The “Real” John Keats

John KeatsHistory has a funny way of romanticizing the past, blurring the lines between hard facts and fluffy representations. Painters, poets, actors — the public romanticizes their lives, creating narratives of inspiration and untouchability. This principle is even more drastic in studying and discussing Romantic poets, whose lives we associate with sensitivity, delicacy, and tragedy. But in his book, John Keats: A New Life, Nicholas Roe takes a more honest approach to the character at hand.

Roe’s text attempts to work out John Keats as a living and breathing person, not just a source of prolific writing. And as it turns out, the “real Keats” was a troubled individual. This meticulously-detailed text reveals Keats’ addiction to alcohol and opium. Roe explains, in a recent article how:

This explodes entrenched conceptions of him as a delicate, overly sensitive, tragic figure…That Keats was using opium to enhance what it meant to ‘fade far away, dissolve, and quite forget’ the world gives us a different Keats: a Keats whose struggle with life was more complex, and darker than we have previously thought.

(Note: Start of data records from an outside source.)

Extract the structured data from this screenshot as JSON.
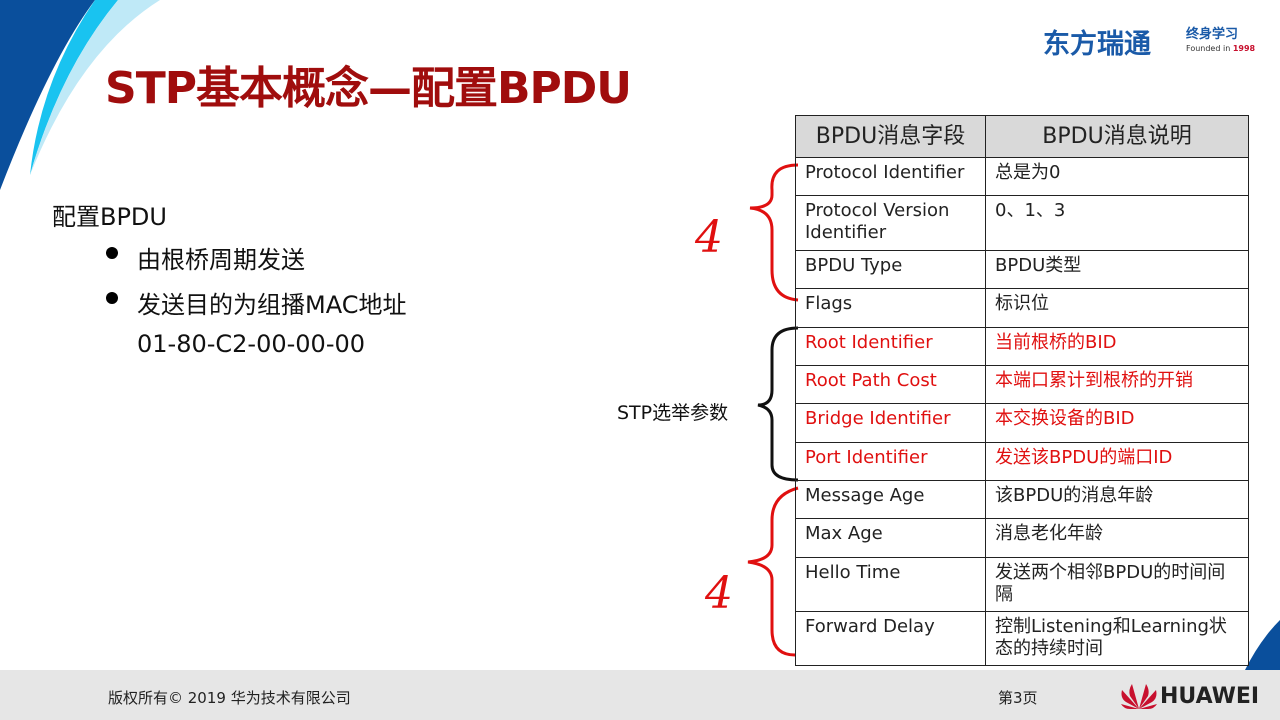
{
  "title": "STP基本概念—配置BPDU",
  "logo": {
    "brand": "东方瑞通",
    "sub": "终身学习",
    "founded_prefix": "Founded in ",
    "founded_year": "1998"
  },
  "content": {
    "heading": "配置BPDU",
    "bullets": [
      "由根桥周期发送",
      "发送目的为组播MAC地址"
    ],
    "mac": "01-80-C2-00-00-00"
  },
  "annotations": {
    "stp_label": "STP选举参数",
    "hand_top": "4",
    "hand_bottom": "4"
  },
  "table": {
    "headers": [
      "BPDU消息字段",
      "BPDU消息说明"
    ],
    "rows": [
      {
        "field": "Protocol Identifier",
        "desc": "总是为0",
        "highlight": false
      },
      {
        "field": "Protocol Version Identifier",
        "desc": "0、1、3",
        "highlight": false
      },
      {
        "field": "BPDU Type",
        "desc": "BPDU类型",
        "highlight": false
      },
      {
        "field": "Flags",
        "desc": "标识位",
        "highlight": false
      },
      {
        "field": "Root Identifier",
        "desc": "当前根桥的BID",
        "highlight": true
      },
      {
        "field": "Root Path Cost",
        "desc": "本端口累计到根桥的开销",
        "highlight": true
      },
      {
        "field": "Bridge Identifier",
        "desc": "本交换设备的BID",
        "highlight": true
      },
      {
        "field": "Port Identifier",
        "desc": "发送该BPDU的端口ID",
        "highlight": true
      },
      {
        "field": "Message Age",
        "desc": "该BPDU的消息年龄",
        "highlight": false
      },
      {
        "field": "Max Age",
        "desc": "消息老化年龄",
        "highlight": false
      },
      {
        "field": "Hello Time",
        "desc": "发送两个相邻BPDU的时间间隔",
        "highlight": false
      },
      {
        "field": "Forward Delay",
        "desc": "控制Listening和Learning状态的持续时间",
        "highlight": false
      }
    ]
  },
  "footer": {
    "copyright": "版权所有© 2019 华为技术有限公司",
    "page": "第3页",
    "brand": "HUAWEI"
  },
  "colors": {
    "title": "#a00d0d",
    "highlight": "#e01010",
    "header_bg": "#d9d9d9",
    "footer_bg": "#e6e6e6",
    "blue_dark": "#0a4f9c",
    "blue_light": "#19c3f0"
  }
}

Roe also writes of jealousy, disease, and sexual and professional frustration. At times, Keats sounds like a whiny teenager; later, he again is wise beyond his years. Roe’s undertaking is large in scale: define a man and the reasoning behind his great works, and the result is daunting. The story of John Keats may not be as tender and loving as we might imagine – filled with drug-induced stupors and bouts of rage – but it is human. And perhaps remembering that Keats was human is just as important as praising and studying his poetry.